Besides, everyone else was constantly drunk also, so it was all sort of normal. Pretty much everyone I knew had become like some kind of apocalyptic airport alcoholics. Cause in airports it's acceptable to drink any time of the day. Just that everybody was just sitting at home with nowhere to go and nothing to do. So began the Whatsapp texts from friends showing off their cocktails before 11am, boozy Zoom quizzes with colleagues from work, Internet memes everywhere about lockdown drinking. I ended up talking a lot with my friend who lives in Australia and due to time difference I ended up shaking up some morning cocktails while she was having her evening wine. It took so little for me to transform from a decent wine lover to this.
After the lockdown, things got even crazier. Suddenly we were all free to meet people, or at least 6 of them, and to celebrate these wonderful re-unions with friends and family we hadn’t seen so long, to celebrate getting out of our 4 walls of our lockdown houses, and what did we all do? We had a drink.
I remember two other hangovers form post-lockdown parties that I’m really not proud of.
But as the virus didn’t go away, the restrictions were toughened up again. There was another lockdown which lasted a month. But the things only continued to get worse. Until my hotel had to shut the doors once again for the third time.
Now things are different. Filipe is no longer with us so there are no parties. It’s winter now, and the days are so cold and dark, that it’s difficult to get out of the bed in the morning. The confusion that I associated with the previous lockdown has been replaced with a true hit of reality. I have been forced to stay at home more time last year than I was at work. My income has suffered. All my plans, dreams and ambitions for the future have been put on pause indefinitely. There is absolutely no mood to party and celebrate anything really. Even those friends from drunken Zoom calls in April have slowly disappeared, Carla doesn’t bake bread anymore and I don’t remember anything from my Portuguese lessons.

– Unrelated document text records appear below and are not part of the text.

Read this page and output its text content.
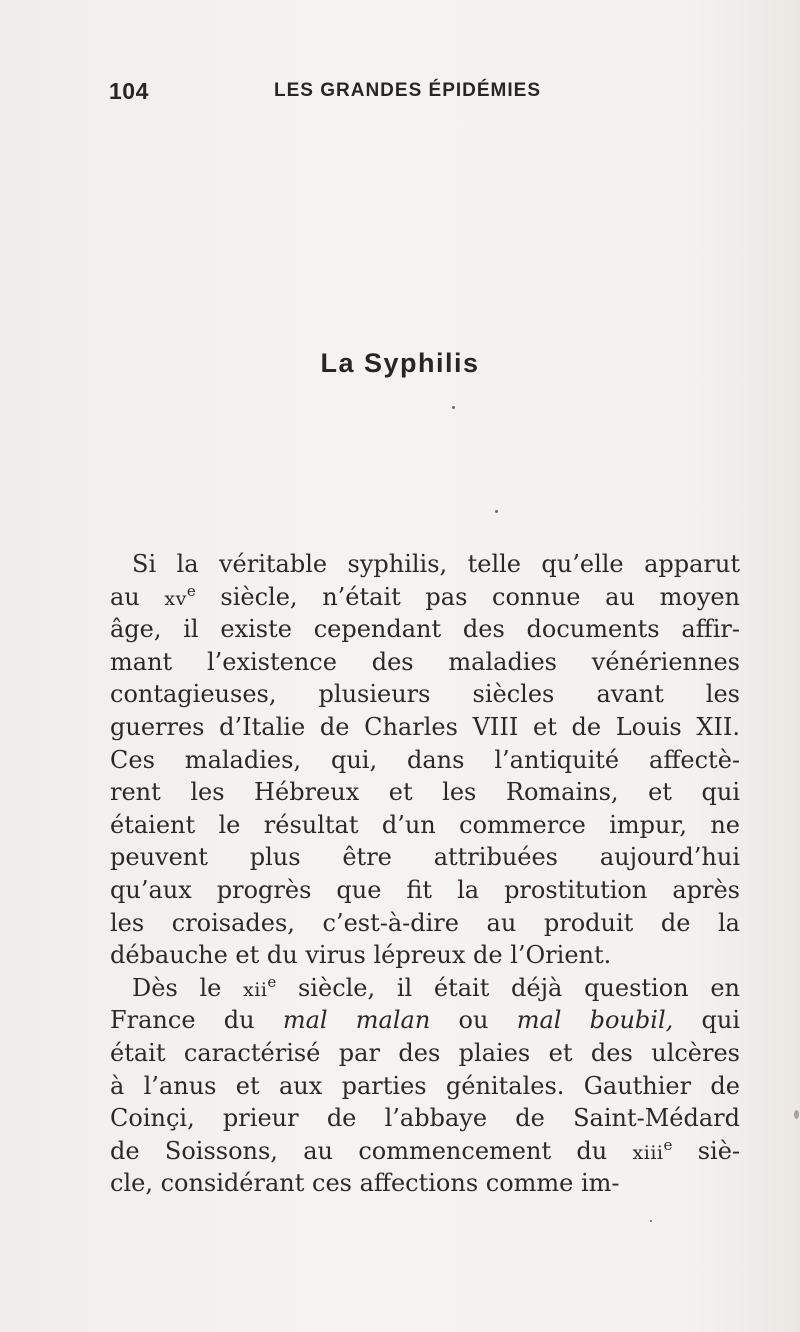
104	LES GRANDES ÉPIDÉMIES
La Syphilis
Si la véritable syphilis, telle qu’elle apparut
au $xv^e$ siècle, n’était pas connue au moyen
âge, il existe cependant des documents affir-
mant l’existence des maladies vénériennes
contagieuses, plusieurs siècles avant les
guerres d’Italie de Charles VIII et de Louis XII.
Ces maladies, qui, dans l’antiquité affectè-
rent les Hébreux et les Romains, et qui
étaient le résultat d’un commerce impur, ne
peuvent plus être attribuées aujourd’hui
qu’aux progrès que fit la prostitution après
les croisades, c’est-à-dire au produit de la
débauche et du virus lépreux de l’Orient.
Dès le xii$^e$ siècle, il était déjà question en
France du mal malan ou mal boubil, qui
était caractérisé par des plaies et des ulcères
à l’anus et aux parties génitales. Gauthier de
Coinçi, prieur de l’abbaye de Saint-Médard
de Soissons, au commencement du xiii$^e$ siè-
cle, considérant ces affections comme im-
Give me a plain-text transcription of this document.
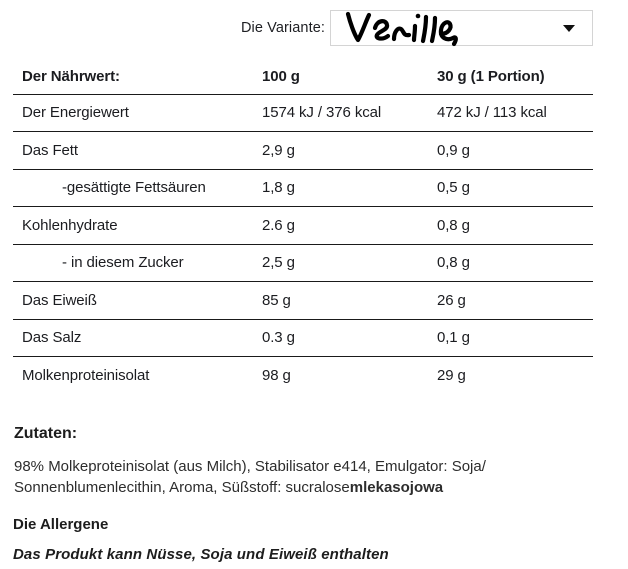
Die Variante:
Der Nährwert:	100 g	30 g (1 Portion)
Der Energiewert	1574 kJ / 376 kcal	472 kJ / 113 kcal
Das Fett	2,9 g	0,9 g
-gesättigte Fettsäuren	1,8 g	0,5 g
Kohlenhydrate	2.6 g	0,8 g
- in diesem Zucker	2,5 g	0,8 g
Das Eiweiß	85 g	26 g
Das Salz	0.3 g	0,1 g
Molkenproteinisolat	98 g	29 g
Zutaten:

98% Molkeproteinisolat (aus Milch), Stabilisator e414, Emulgator: Soja/
Sonnenblumenlecithin, Aroma, Süßstoff: sucralosemlekasojowa

Die Allergene

Das Produkt kann Nüsse, Soja und Eiweiß enthalten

Everybody’s suddenly quiet, and scared.
I suppose now more than ever it would be easier to reach for a bottle to help to pass the day, or to bring some joy or lightness to this dark mood. But part of me is also really afraid that having those few glasses of wine a day would really accelerate a very quick downfall into a much darker place. These are the strange days that I really don’t know whether it’s more depressing to drink, or not to drink.